Thursday, September 20, 2012

Where there's smoke, there just might be fire...

 NOTE: Just my opinion~

There have been a few e-publishers that have imploded over the last two-three years, and you can bet there will be more. After we type 'The End' on a manuscript, now comes the big decision. What publisher do we send it to?

 I have received more than a few personal messages asking about this publisher or that. Do they pay on time? Do they offer support and promo your books? How is the communication? Maybe, you do google searches on publishers to see what the scuttlebutt is. More often than not, you are directed to a forum for writers, Absolute Writers Water Cooler. I think that forum is a fair judge of prevailing winds. If someone posts a concern, you can bet they're is probably ten or more on the side-lines keeping quiet with the same concerns. However, any on-line gossip must be taken with a grain of salt. All it takes is one disgruntled ex-employee/writer spewing poison either anonymously or not to put flint to tinder. First thing you know, you have a forest fire.

The one thing we ask as writers is "show me the money".

I don't think it is too much to ask to be paid in a timely manner and be shown a detailed accounting of how many books we sold and where. Pay a writer on time and accurately and believe me, we will overlook the other annoying items a publisher may dole out.

I believe third-party distributors should provide accurate book sales to every author, whether they self-pub or not. We have to take the word of the publishers for how many books we sold. Those on the NYT best-selling lists have to do the same. I've had more than one person tell me to self-publish. Not all of us can or even want to self-pub for various reasons, either personal or professional. So when you send your manuscript off to a publisher, you are also sending off your trust.

Sometimes it works out, sometimes it doesn't. Even if when you submitted, everything could be fine. In this Biz, it can turn on a dime, so as writers we all have to be prepared.

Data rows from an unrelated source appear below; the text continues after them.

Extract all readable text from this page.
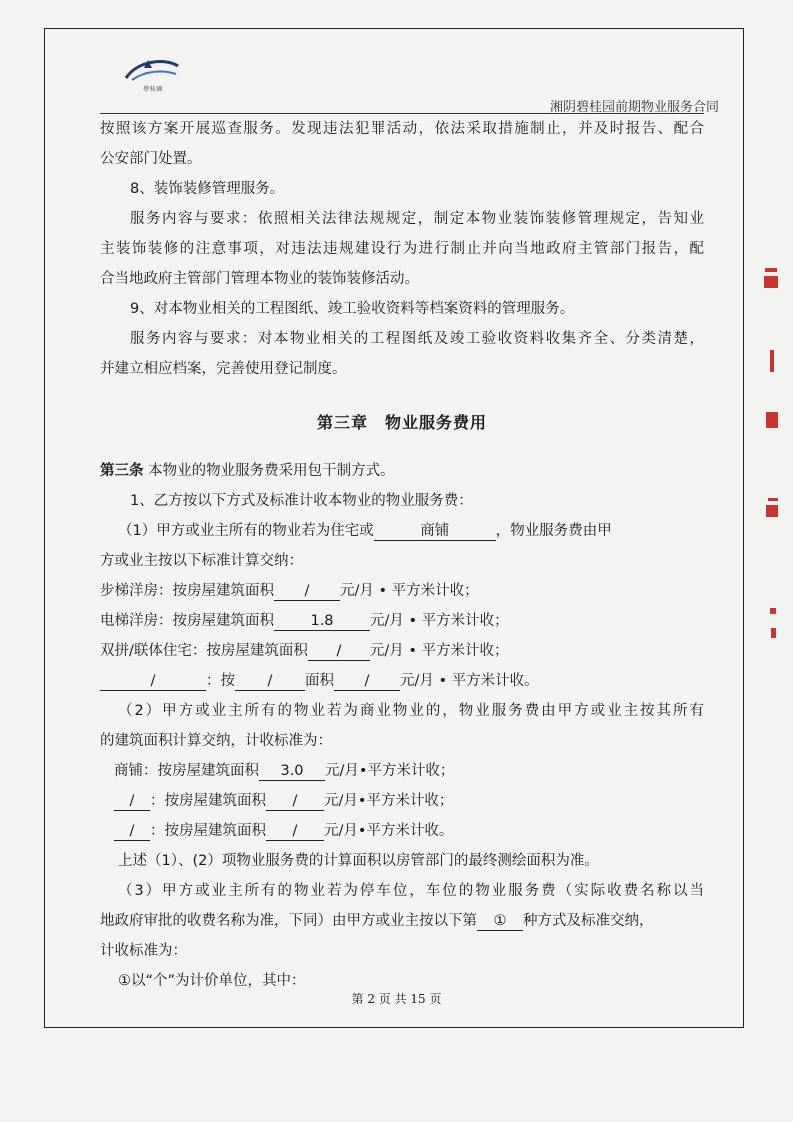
碧桂園
湘阴碧桂园前期物业服务合同

按照该方案开展巡查服务。发现违法犯罪活动，依法采取措施制止，并及时报告、配合

公安部门处置。

8、装饰装修管理服务。

服务内容与要求：依照相关法律法规规定，制定本物业装饰装修管理规定，告知业

主装饰装修的注意事项，对违法违规建设行为进行制止并向当地政府主管部门报告，配

合当地政府主管部门管理本物业的装饰装修活动。

9、对本物业相关的工程图纸、竣工验收资料等档案资料的管理服务。

服务内容与要求：对本物业相关的工程图纸及竣工验收资料收集齐全、分类清楚，

并建立相应档案，完善使用登记制度。

第三章　物业服务费用

第三条 本物业的物业服务费采用包干制方式。

1、乙方按以下方式及标准计收本物业的物业服务费：

（1）甲方或业主所有的物业若为住宅或	商铺	，物业服务费由甲

方或业主按以下标准计算交纳：

步梯洋房：按房屋建筑面积 / 元/月 • 平方米计收；

电梯洋房：按房屋建筑面积	1.8	元/月 • 平方米计收；

双拼/联体住宅：按房屋建筑面积 / 元/月 • 平方米计收；

/	：按 / 面积 / 元/月 • 平方米计收。

（2）甲方或业主所有的物业若为商业物业的，物业服务费由甲方或业主按其所有

的建筑面积计算交纳，计收标准为：

商铺：按房屋建筑面积 3.0 元/月•平方米计收；

/ ：按房屋建筑面积 / 元/月•平方米计收；

/ ：按房屋建筑面积 / 元/月•平方米计收。

上述（1）、(2）项物业服务费的计算面积以房管部门的最终测绘面积为准。

（3）甲方或业主所有的物业若为停车位，车位的物业服务费（实际收费名称以当

地政府审批的收费名称为准，下同）由甲方或业主按以下第 ① 种方式及标准交纳，

计收标准为：

①以“个”为计价单位，其中：

第 2 页 共 15 页
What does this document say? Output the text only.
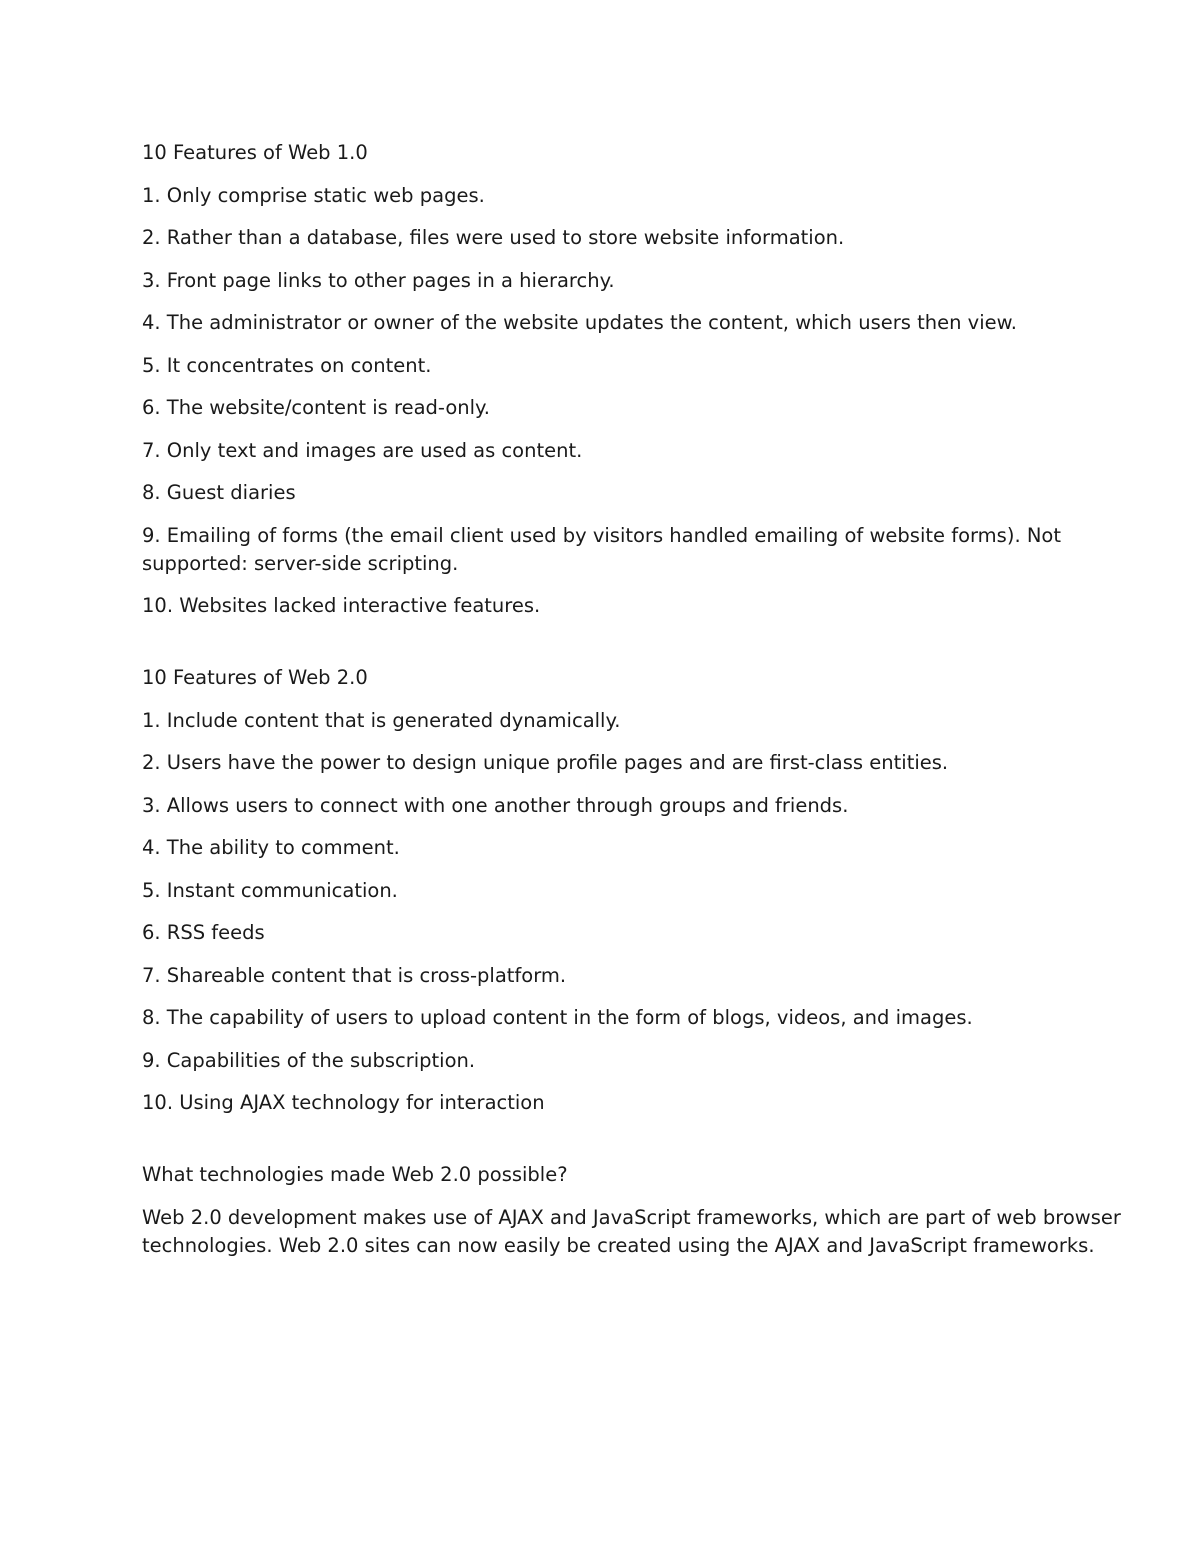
10 Features of Web 1.0

1. Only comprise static web pages.

2. Rather than a database, files were used to store website information.

3. Front page links to other pages in a hierarchy.

4. The administrator or owner of the website updates the content, which users then view.

5. It concentrates on content.

6. The website/content is read-only.

7. Only text and images are used as content.

8. Guest diaries

9. Emailing of forms (the email client used by visitors handled emailing of website forms). Not supported: server-side scripting.

10. Websites lacked interactive features.

10 Features of Web 2.0

1. Include content that is generated dynamically.

2. Users have the power to design unique profile pages and are first-class entities.

3. Allows users to connect with one another through groups and friends.

4. The ability to comment.

5. Instant communication.

6. RSS feeds

7. Shareable content that is cross-platform.

8. The capability of users to upload content in the form of blogs, videos, and images.

9. Capabilities of the subscription.

10. Using AJAX technology for interaction

What technologies made Web 2.0 possible?

Web 2.0 development makes use of AJAX and JavaScript frameworks, which are part of web browser technologies. Web 2.0 sites can now easily be created using the AJAX and JavaScript frameworks.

Know your rights. Know your contract. Follow the author loops and groups, check out writers forums. Follow your fellow authors on Facebook for any whiff of impropriety. Everyone says the first signs a publisher may be in trouble is lack of communication and late or no payments at all. Don't be so quick to get the pitchforks and torches out of the shed if there is lateness, sometimes, there are extenuating circumstances. If you go public with your grievance, all that happens is others will torch and pitchfork right back. You get labelled a 'troublemaker'. Be VERY sure before you go public.

Step one should be to contact the publisher directly. If the problem persists then begin to sweat. Every office building has a 'fire escape' plan. As writers, we should have the same. Many romance writers have been burned by publishers. The majority of epubs are professional in their dealings with writers. Unfortunately, there are a few who are not. Be vigilant.



  1. Very well said!! I don't know anything about the biz but it is common sense.

  2. Thanks Gezele! I post a lot of this stuff to remind myself of the obvious, lol! Cheers for commenting!